Retirees in South Trek North Again

FAMILY ATTRACTION

For Marjorie and Walter Johnson, southern California has been a retirees' delight: Warm weather year round, manicured golf courses, and blossoming bougainvillea and fruit trees.

But after years in Pauma Valley, the Johnsons are moving back this month to their home state of Illinois to be closer to their four sons and grandchildren. "Our sons worry about us out here," says Mrs. Johnson. "So it's good we can be closer."

The Johnsons are part of a growing exodus of American retirees who, after years in the balmy South, are returning North to be near their families or native residences.

The "counterstream" migration, as the northward movement of elderly is called, is expected to steadily grow in coming years as the millions of retirees who headed South during the past two decades find their needs changing.

"It will increase roughly in proportion to the increase in the older population," says Charles Longino, a social gerontologist at Wake Forest University in Winston-Salem, N.C.

Florida is still the destination of choice for most pensioners. And New York ranks as the busiest state in terms of the flow of retirees to and from Florida. Between 1985 and 1990, some 104,000 elderly left New York for the Sunshine State, while 9,000 returned from Florida to New York, according to 1990 Census data (the latest year figures are available). New Jersey was second, followed by Michigan, Ohio, Pennsylvania, Illinois, and Massachusetts.

The reverse migration does not signal a waning in the appeal of warmer states, experts say. The long trend of retiring South holds steady, representing a solid percentage of the elderly population.

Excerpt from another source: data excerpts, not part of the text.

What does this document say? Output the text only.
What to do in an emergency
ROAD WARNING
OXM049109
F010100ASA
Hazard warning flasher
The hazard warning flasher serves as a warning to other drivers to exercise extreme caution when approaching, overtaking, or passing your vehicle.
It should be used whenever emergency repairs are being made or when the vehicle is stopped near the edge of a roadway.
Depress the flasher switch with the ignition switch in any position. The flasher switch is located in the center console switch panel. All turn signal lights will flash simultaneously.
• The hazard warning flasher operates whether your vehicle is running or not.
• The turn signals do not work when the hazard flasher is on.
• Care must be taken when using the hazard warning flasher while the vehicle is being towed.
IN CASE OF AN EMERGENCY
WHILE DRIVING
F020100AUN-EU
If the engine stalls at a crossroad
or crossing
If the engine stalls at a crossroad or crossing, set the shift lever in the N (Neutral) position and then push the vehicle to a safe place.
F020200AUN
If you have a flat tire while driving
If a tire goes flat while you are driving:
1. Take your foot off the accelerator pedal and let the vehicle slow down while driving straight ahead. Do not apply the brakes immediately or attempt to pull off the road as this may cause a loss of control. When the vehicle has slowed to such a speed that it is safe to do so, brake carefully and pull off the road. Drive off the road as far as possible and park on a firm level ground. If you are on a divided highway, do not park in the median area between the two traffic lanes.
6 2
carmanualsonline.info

Instead, the counterstream migration highlights how the needs of retirees change. The motives' for moving include tight finances, the need for support in handling health issues, or a desire to return to family and native regions.

"Retirees who go back North tend to be older, more likely widowed and ... more likely to be in adverse economic circumstances and poor health," says William Serow, director of the center for the study of population at Florida State University in Tallahassee.

Many no longer consider outdoor recreation a top priority. They now desire homes with extensive amenities and close, emotional support from their families.

"There are some retirees who never put down roots in the place where they moved and kept strong ties to family and friends where they came from," according to Mr. Longino, author of "Retirement Migration in America."

"Even if they don't have children in the area, if this has been home, it still feels like home and draws them back," adds Betty Olson, marketing representative for Covenant Village, a home for retirees in Northbrook, Ill.

As a result, retirement communities are sprouting up in pockets in the North. In Illinois, for example, such communities are "growing in leaps and bounds - they are popping up everywhere in the suburban counties of Chicago," says Jennifer Picket at the Life Services Network Association, a Hinsdale, Ill.-based organization of retirement communities and nursing homes in Illinois.

Access Wisdom Inc., a company based in Oak Brook, Ill., which helps retirees find residences in the Chicago area, has received in recent years a growing number of inquiries from the elderly in Southern states, says president Betty Read. "We will see more of this," she says.

This migration poses challenges for the businesses and agencies that service this market. Although retirees moving South usually gather in defined residential areas, when returning North they tend to disperse back to their hometowns and families. "It's harder for the industry to get a handle on the counterstream," Longino says.

Some do see a possible shift in the trend. When the baby-boom generation begins retiring in about 15 years, it could upend many of the assumptions of elderly migration. The generation's strong reliance on air travel and communications technology, as well as its comparatively weak attachment to local civic organizations, could make this group of retirees more itinerant than their parents, experts say. A higher proportion might "snowbird," or retain a northern residence while heading South for the winter.

The harsh winter is often the most forbidding feature of a move back North for retirees.

"I like being near my daughter and son-in-law," says Joseph Peine, who moved back to the Chicago area from Florida in May. "But when it comes to the weather and fishing, give me Florida any day."

Still, in many families, young and old cannot resist the appeal of close, day-to-day contact.

"When they live here, we'll get to share our lives with them - out there in California it's just a visit," says Wally Johnson, whose parents are scheduled to move into the Presbyterian Homes elderly community in Evanston, Ill.

"That is the most important thing to me," he says, "being able to drop in on a regular basis."